The Alvin Ailey American Dance Theater performed at the Kennedy Center in Washington, DC from February 1st thru February 6th. Each performance included a different set of routines with “Revelations” as the finale. I attended the February 6th Show and had an amazing second experience with the company.
Three Black Kings: Choreographed in 1976 by Alvin Ailey. The show begins with King Balthazar wearing a long white flowing skirt and an egyptian necklace surrounded by five men wearing the same skirt. They glide and dance on the stage to an afro-beat jazz fusion composed by Duke Ellington. Balthazar is crowned king, and then King Solomon appears. Entering with five women dressed in pink, they glide on stage while King Balthazar and his five men walk off proudly.
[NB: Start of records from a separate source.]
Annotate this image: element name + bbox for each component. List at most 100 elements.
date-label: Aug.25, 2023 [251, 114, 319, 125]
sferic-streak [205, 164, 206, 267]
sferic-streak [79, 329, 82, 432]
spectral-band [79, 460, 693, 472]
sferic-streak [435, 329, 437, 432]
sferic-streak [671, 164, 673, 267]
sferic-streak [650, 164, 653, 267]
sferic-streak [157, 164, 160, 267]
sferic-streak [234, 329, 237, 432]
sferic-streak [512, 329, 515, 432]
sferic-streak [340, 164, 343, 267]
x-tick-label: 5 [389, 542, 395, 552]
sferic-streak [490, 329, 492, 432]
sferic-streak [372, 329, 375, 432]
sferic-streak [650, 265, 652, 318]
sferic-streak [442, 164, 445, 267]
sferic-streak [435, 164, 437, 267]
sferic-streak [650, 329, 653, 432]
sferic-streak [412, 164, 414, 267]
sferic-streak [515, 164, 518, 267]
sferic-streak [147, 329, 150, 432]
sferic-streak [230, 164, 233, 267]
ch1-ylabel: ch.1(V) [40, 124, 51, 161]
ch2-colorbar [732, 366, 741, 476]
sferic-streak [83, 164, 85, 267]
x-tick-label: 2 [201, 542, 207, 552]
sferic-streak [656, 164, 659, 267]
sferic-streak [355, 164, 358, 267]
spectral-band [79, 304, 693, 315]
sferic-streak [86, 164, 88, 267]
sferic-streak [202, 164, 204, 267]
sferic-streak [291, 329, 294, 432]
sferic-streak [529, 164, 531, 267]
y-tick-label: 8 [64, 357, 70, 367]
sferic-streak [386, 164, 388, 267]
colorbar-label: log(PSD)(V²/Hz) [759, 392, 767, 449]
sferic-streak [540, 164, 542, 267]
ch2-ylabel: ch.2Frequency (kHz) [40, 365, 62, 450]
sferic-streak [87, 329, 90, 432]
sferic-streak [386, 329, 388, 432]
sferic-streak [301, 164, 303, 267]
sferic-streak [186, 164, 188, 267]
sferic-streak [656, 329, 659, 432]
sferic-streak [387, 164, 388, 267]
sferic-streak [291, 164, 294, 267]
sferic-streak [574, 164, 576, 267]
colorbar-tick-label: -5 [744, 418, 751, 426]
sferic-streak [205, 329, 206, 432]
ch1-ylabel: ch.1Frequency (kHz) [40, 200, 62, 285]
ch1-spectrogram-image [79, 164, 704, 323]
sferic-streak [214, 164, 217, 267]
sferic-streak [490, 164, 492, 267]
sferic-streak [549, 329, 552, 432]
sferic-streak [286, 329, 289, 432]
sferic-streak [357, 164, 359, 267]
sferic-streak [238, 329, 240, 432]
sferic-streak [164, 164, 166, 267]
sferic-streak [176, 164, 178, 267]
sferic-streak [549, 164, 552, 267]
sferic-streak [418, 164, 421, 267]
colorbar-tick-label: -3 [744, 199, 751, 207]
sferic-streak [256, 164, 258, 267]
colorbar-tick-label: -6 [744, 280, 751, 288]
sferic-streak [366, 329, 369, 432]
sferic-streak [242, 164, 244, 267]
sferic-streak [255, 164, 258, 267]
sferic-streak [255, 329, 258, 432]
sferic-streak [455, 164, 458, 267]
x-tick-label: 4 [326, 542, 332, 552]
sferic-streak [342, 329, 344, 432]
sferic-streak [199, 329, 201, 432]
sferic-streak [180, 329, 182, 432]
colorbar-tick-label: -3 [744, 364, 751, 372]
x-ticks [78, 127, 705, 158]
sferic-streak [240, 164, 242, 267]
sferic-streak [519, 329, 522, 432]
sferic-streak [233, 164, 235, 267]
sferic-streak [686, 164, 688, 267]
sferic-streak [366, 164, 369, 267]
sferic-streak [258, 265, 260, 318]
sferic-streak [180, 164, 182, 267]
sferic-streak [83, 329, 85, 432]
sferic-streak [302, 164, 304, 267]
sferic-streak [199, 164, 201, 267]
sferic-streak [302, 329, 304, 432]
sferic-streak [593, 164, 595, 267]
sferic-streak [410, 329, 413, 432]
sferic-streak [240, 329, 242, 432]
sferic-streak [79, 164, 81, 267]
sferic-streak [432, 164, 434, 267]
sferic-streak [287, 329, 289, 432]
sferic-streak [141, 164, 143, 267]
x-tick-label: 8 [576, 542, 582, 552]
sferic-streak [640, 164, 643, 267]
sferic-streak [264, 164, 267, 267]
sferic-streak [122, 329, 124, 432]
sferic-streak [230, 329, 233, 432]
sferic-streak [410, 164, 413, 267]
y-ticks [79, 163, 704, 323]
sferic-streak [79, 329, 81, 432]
As the music becomes more jazzy and upbeat, Solomon and the women dance together and invoke a sense of romance and happiness. Solomon and one woman continue their beautiful duet as the other four women exit the stage.
As they finish, Martin Luther King walks on stage. Wearing a white button down shirt and black pants, he starts moving to the music, which now has changed to soulful jazz. He is then accompanied by fifteen other men and women and they dance in sync separately throughout the piece. The people lift King up in support and King continues to lift them with his moves. High kicks, precise arabesques, signature soul, and unimaginable control were the key characters of this piece.
In/Side: Choreographed in 2008 by Robert Battle. As a dim, dark, purple light sets the stage, the dancer stands with his back to the audience. A tall, muscular man, wearing only black briefs, begins a haunting modern routine to “Wild is the Wind” by Nina Simone. Expressing emotions of torment, fear, and intrigue, the dancer moves robotically and fluidly. This was a very deep piece. It was so impressive how the dancer seemed to maintain a presence covering the entire stage, even though he was the only person there.
Forgotten Time: Choreographed in 1989 by Judith Jamison. Twelve dancers kneel on the floor wearing nude colored body suits decorated with a few colorful lines. Gold dots of light cast shadows on them. In silence they rise and walk towards the left at different intervals. The music sounds like an a capella choir singing in a shrieking tone. As the piece progresses with seven sections, the dancers tell a story of ancient rituals of love and tribal rites of passage.
The dancers’ acrobatic talents are challenging and gracefully performed. With complex lifts and an amazing sense of balance, I found myself losing a sense of time as they remained suspended in the air.
Revelations: Choreographed in 1960 by Alvin Ailey. What more can be said about “Revelations?” The most memorable, moving, uplifting, and inspiring piece I have ever experienced. This year, the company is celebrating the 50th anniversary of this work of art. During the show, we saw a film documenting Mr. Ailey’s thoughts and inspirations for creating the piece and Judith Jamison’s experience with the piece.
If you have never experienced an Alvin Ailey performance, you essentially have not lived. The above clips are only the tip-of-the-iceberg when it comes to how amazing and inspiring they are. This was my second time seeing the company, and I must say the event was very different. The pieces were wonderful and a new experience on their own. However, the atmosphere of the audience left a noticeable impression. The first time I saw Alvin Ailey was in Atlanta, GA at the Fox Theatre. The company was celebrating 50 years as the cultural ambassador to the world. They performed an Otis Redding Tribute, collaborated with the a capella group, Sweet Honey & The Rye, and of course Revelations. In each section, the audience not only observed, but also participated. They sang along, cheered throughout the routine, and got up to dance. They even interacted with each other, regardless if they were strangers. On the flip side, the DC audience felt so restrained and passive. There was silence during the ballet and then polite applause when the curtain fell. Even during Revelations, no one seemed to accept the exciting offer of the “holy ghost.” I’m not saying this is good or bad, I am just noting my observations. I find the difference in culture between the north and the south of the U.S. very intriguing. Regardless of color or race or religion, the mere act of enjoying a show or an event is not expressed in a universal way. In my opinion, the south, in particular A-town, knows how to have a good time.
Thank you again Alvin Ailey for giving me the experience of a life time.